As much as I love to cook, being in the kitchen for more then 30 minutes isn't always desirable or a possibility, so it's essential for me to come up with quick and easy recipes that I can count on to satisfy my family. For this dish, I just toss the veggies in my food processor and pulse them into tiny pieces (which cuts down on the prep time having to chop everything) and then cook all the ingredients until the orzo and veggie mixture is soft and has a rich cheesy flavor.
My friend's kids love his version of this dish and I was so happy to see Kenya and Chloe felt the same way about mine.
Carrot, Broccoli and Cheese Orzo (serves 4)
- 1 Small Garlic Clove
- 1 Small Shallot
- 1 Cup baby carrots
- 1 Cup broccoli florets
- 2 Tbsp Unsalted Butter or Olive Oil
- 1 Cup White or Whole Wheat Orzo
- 1/2 Tsp Salt
- 1 Cup Water
- 1 1/2 Cups Low Sodium Chicken Broth
- 1/3 Cup parmesan cheese, grated
1. Place shallot and garlic in food processor and pulse to chop.

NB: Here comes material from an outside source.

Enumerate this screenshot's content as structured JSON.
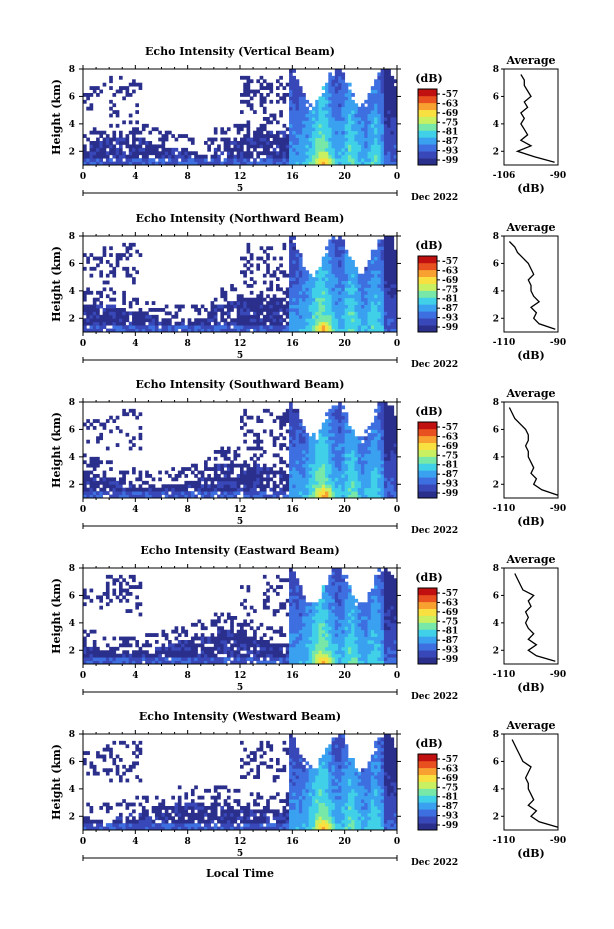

2. Add baby carrots and broccoli florets to the food processor and pulse, scraping down the sides half way until finely chopped.
3. In a large stock pot, heat 2 tbsp of butter or olive oil and sauté the chopped vegetables, raw orzo and salt for 4 minutes stirring continuously.
4. Add the salt, water and broth to the pot and cook over medium heat for 10
minutes uncovered, or until the liquid starts to evaporate and the mixture thickens.
5. Add the Parmesan cheese and stir to combine.